Under the Data Protection Act 1998, organisations were required to notify (or register).

Under the new regime, data controllers are required to pay the ICO what will now be known as a data protection fee. This replaces the requirement to notify under the DPA.


Does this impact on a current registration?

Although the new regime comes into effect on 25 May 2018, this doesn’t mean everyone has to pay a new fee on that date. Organisations who have a current registration under the DPA do not have to pay the new fee until that registration has expired.


How much is the data protection fee?

There are three different tiers of fee, ranging between £40.00 and £2,900.00. These fees are set by Parliament. The tier that organisations fall into depends on factors such as how many members of staff they have and their annual turnover.

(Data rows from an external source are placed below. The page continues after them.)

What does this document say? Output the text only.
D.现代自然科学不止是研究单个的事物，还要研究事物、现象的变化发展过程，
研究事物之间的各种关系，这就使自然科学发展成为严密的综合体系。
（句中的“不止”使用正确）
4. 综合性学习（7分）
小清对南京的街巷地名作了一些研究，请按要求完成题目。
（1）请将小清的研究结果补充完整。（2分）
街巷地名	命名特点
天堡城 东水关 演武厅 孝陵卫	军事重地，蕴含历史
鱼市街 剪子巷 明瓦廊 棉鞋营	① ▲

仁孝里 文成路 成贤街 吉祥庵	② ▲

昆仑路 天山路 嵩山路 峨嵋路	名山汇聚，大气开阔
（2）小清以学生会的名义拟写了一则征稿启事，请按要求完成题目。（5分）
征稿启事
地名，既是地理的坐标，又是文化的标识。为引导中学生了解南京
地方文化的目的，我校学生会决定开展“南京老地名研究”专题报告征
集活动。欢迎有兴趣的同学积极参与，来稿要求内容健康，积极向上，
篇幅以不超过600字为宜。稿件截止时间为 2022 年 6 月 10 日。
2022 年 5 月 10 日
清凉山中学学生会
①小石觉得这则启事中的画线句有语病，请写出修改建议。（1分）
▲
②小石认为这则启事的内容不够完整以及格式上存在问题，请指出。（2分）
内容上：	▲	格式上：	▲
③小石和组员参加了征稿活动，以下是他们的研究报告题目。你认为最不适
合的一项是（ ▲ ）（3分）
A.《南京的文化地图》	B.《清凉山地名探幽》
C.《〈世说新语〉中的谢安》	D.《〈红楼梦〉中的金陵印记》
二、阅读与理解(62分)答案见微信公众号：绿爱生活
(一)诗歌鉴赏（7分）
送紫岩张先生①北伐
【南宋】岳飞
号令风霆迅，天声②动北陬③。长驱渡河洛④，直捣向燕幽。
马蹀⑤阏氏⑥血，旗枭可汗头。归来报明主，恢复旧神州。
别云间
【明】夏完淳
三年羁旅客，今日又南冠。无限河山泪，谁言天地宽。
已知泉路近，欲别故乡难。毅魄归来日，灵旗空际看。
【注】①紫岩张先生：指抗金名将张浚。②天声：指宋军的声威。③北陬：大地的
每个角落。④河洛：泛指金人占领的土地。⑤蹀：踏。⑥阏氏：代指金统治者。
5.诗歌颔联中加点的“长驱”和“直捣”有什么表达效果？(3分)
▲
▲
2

Tier 1 – micro organisations.

These have a maximum turnover of £632,000 for their financial year or no more than ten members of staff.

The fee for tier 1 is £40.00.


Tier 2 – small and medium organisations.

These have a maximum turnover of £36 million for their financial year or no more than 250 members of staff.

The fee for tier 2 is £60.00.


Tier 3 – large organisations

If organisations don’t meet the criteria for either tier 1 or tier 2, they have to pay the tier 3 fee of £2,900.00.


It’s important to note that the ICO considers all organisations to be in tier 3 unless and until they tell the ICO otherwise.

There is a discount of £5.00 at the point of payment if the fee is paid by direct debit.


Data protection register

The ICO publishes details of all data controllers who pay the data protection fee. This is available on their website.



It’s the commission of an offence if a controller either:

  • doesn’t pay a fee, or
  • doesn’t pay the correct fee.

The maximum penalty is a fine of £4,350.00 (i.e. 150% of the top tier fee).